Once old enough to bathe solo and determine which toys to bring, bath time became an event. I had all my Star Wars figures, my Fisher-Price Action People aquatic set with purple octopus and bubble top submarine. Star Wars figures were arranged and graded by their natural buoyancy. Chewbacca and the Stormtrooper were tied at first place because both figures would float standing upright, likely because both lacked necks and probably had air bubbles trapped inside. The x-wing pilot Luke from Empire would float flat out, so he made second string, the rest arranged from there down a Who’s Who list of semi-articulated three and a quarter inch made in Hong Kong & Taiwan players. I’d be in so long my fingers would prune up and poorly rinsed shampoo hair would spike in unlikely pre-punk tufts. I’d have to add splashes of hot water periodically to keep the home spa viable as the lukewarm puddle cooled as much as a standing body of water can during the summertime in Tennessee.

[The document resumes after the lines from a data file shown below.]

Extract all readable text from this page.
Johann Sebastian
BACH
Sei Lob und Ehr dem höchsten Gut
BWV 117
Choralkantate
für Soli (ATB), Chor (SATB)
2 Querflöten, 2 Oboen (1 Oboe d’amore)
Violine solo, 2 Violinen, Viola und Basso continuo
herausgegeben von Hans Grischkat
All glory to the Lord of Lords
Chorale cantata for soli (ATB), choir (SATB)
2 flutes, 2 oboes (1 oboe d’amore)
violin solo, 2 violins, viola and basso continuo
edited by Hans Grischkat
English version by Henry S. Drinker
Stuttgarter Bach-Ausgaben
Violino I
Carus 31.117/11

Speaking of, never leave your play pool full of water standing overnight in Tennessee, especially for a couple days, or you’ll discover it full of frantically frolicking mosquito larvae, fun to watch but a hassle to dump out, rinse, and refill. Better to just up end the round plastic pattern printed play pool on the day.

As the kids got older the places we lived seemed to get smaller, partly relative, partly the relocation to the townhouse apartment in Lexington my folks could afford on their grad student salaries and student load subsidies. For instance, my brother and I went from sharing an A-frame attic bedroom with a reading nook in Telford to an A-frame bedroom with no reading nook and less room for dancing but the beds still had a runway between them at Washington College Academy to a single bedroom with room enough for bunk beds, a desk with a hand-me-down Apple 2c on it in Lexington, Kentucky. No wonder the high, A-frame ceiling in our house now helped assure me this would make the perfect starter home. I felt instantly comfortable, despite how tight AKA cozy many of the other aspects are. Telford had been open country, the nearest neighboring kid some mile away up the single lane road, my buddy Randal whose father raced funny cars. The move to Lexington meant moving into urban development, or at least, suburban, and the more dense a population populates, the smaller the living spaces get.

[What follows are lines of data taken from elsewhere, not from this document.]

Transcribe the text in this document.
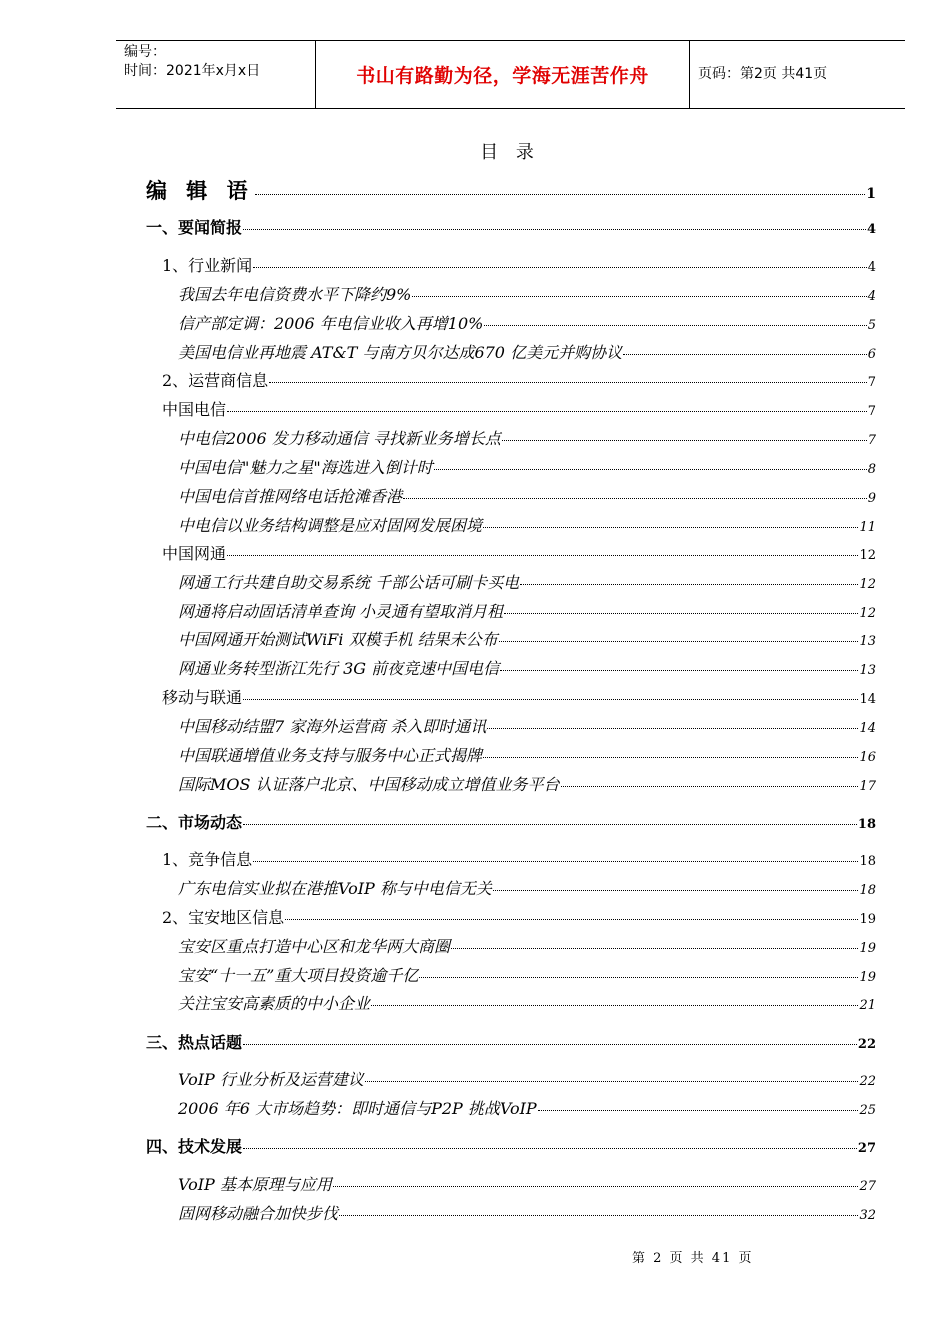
编号：
时间：2021年x月x日	书山有路勤为径，学海无涯苦作舟	页码：第2页 共41页
目 录
编 辑 语	1
一、要闻简报	4
1、行业新闻	4
我国去年电信资费水平下降约9%	4
信产部定调：2006 年电信业收入再增10%	5
美国电信业再地震 AT&T 与南方贝尔达成670 亿美元并购协议	6
2、运营商信息	7
中国电信	7
中电信2006 发力移动通信 寻找新业务增长点	7
中国电信"魅力之星"海选进入倒计时	8
中国电信首推网络电话抢滩香港	9
中电信以业务结构调整是应对固网发展困境	11
中国网通	12
网通工行共建自助交易系统 千部公话可刷卡买电	12
网通将启动固话清单查询 小灵通有望取消月租	12
中国网通开始测试WiFi 双模手机 结果未公布	13
网通业务转型浙江先行 3G 前夜竞速中国电信	13
移动与联通	14
中国移动结盟7 家海外运营商 杀入即时通讯	14
中国联通增值业务支持与服务中心正式揭牌	16
国际MOS 认证落户北京、中国移动成立增值业务平台	17
二、市场动态	18
1、竞争信息	18
广东电信实业拟在港推VoIP 称与中电信无关	18
2、宝安地区信息	19
宝安区重点打造中心区和龙华两大商圈	19
宝安“十一五”重大项目投资逾千亿	19
关注宝安高素质的中小企业	21
三、热点话题	22
VoIP 行业分析及运营建议	22
2006 年6 大市场趋势：即时通信与P2P 挑战VoIP	25
四、技术发展	27
VoIP 基本原理与应用	27
固网移动融合加快步伐	32
第 2 页 共 41 页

Small spaces full of people meant the bathroom became a sanctuary of sorts for as long as could be wrangled before fists began pounding on the door or the hot water ran out. And while I’ve long since moved out and had a myriad of places on my own or with roommates, the sense that a bathroom might be a veritable Fortress o Solitude has persisted. Whether a long shower after a tough day, like the song by Primus or the other one by Jane’s Addiction, or simply sitting on the throne reading a few chapters or scrolling through Facebook posts on the iPhone. Easier to “like” things when you’re in your happy place.

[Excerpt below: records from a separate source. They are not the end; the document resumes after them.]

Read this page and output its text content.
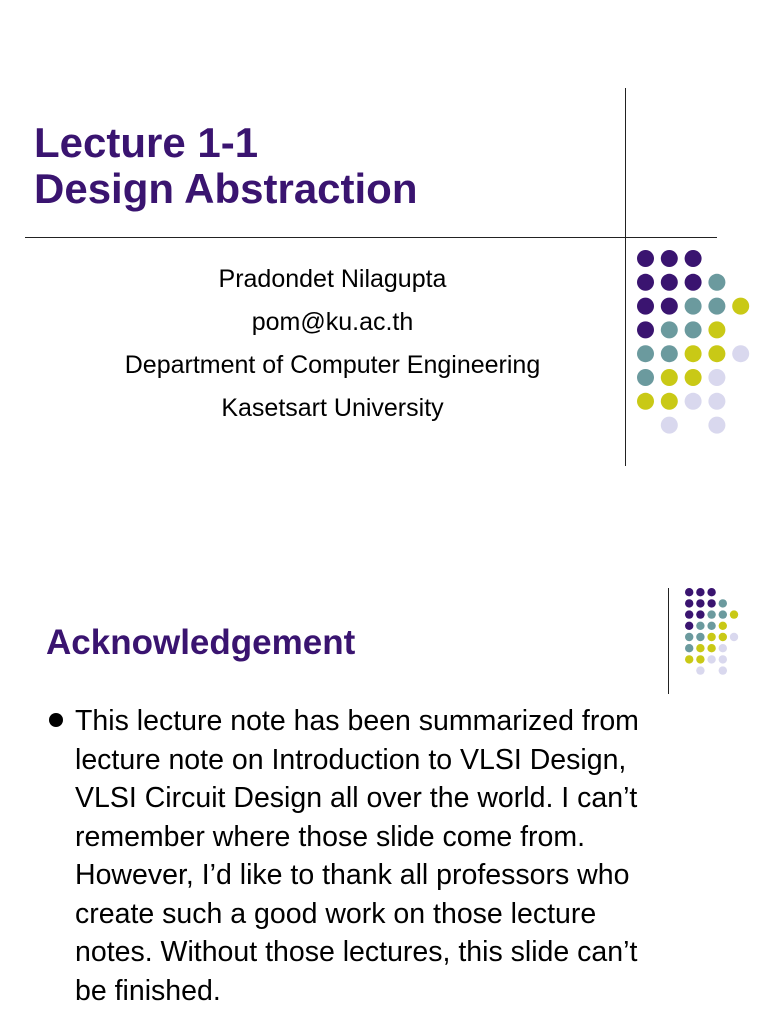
Lecture 1-1
Design Abstraction
Pradondet Nilagupta
pom@ku.ac.th
Department of Computer Engineering
Kasetsart University
Acknowledgement
This lecture note has been summarized from
lecture note on Introduction to VLSI Design,
VLSI Circuit Design all over the world. I can’t
remember where those slide come from.
However, I’d like to thank all professors who
create such a good work on those lecture
notes. Without those lectures, this slide can’t
be finished.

Back when I smoked, I’d sit on the throne, pants up and lid closed for hours beneath the loud fan reading Elmore Leonard pulps and occasionally eating Mac & Cheese from the pot it’d been made in. Washed down with a tasty pint. And that, friends, is good living.

Now that we have Otis in our midst, with all of his own toys and recent discovery of the magical knob that makes the waters of life flow from the faucet adorned with a rubber safety whale, I hope to ensure that bath time and the bathroom be as relaxing and place of refuge as I found it growing up. True, we’ll need to have more than one bathroom, ideally one for everyone, even Boomer, our 100 pound mutt, as everyone needs their own place to put all of their favorite bath toys.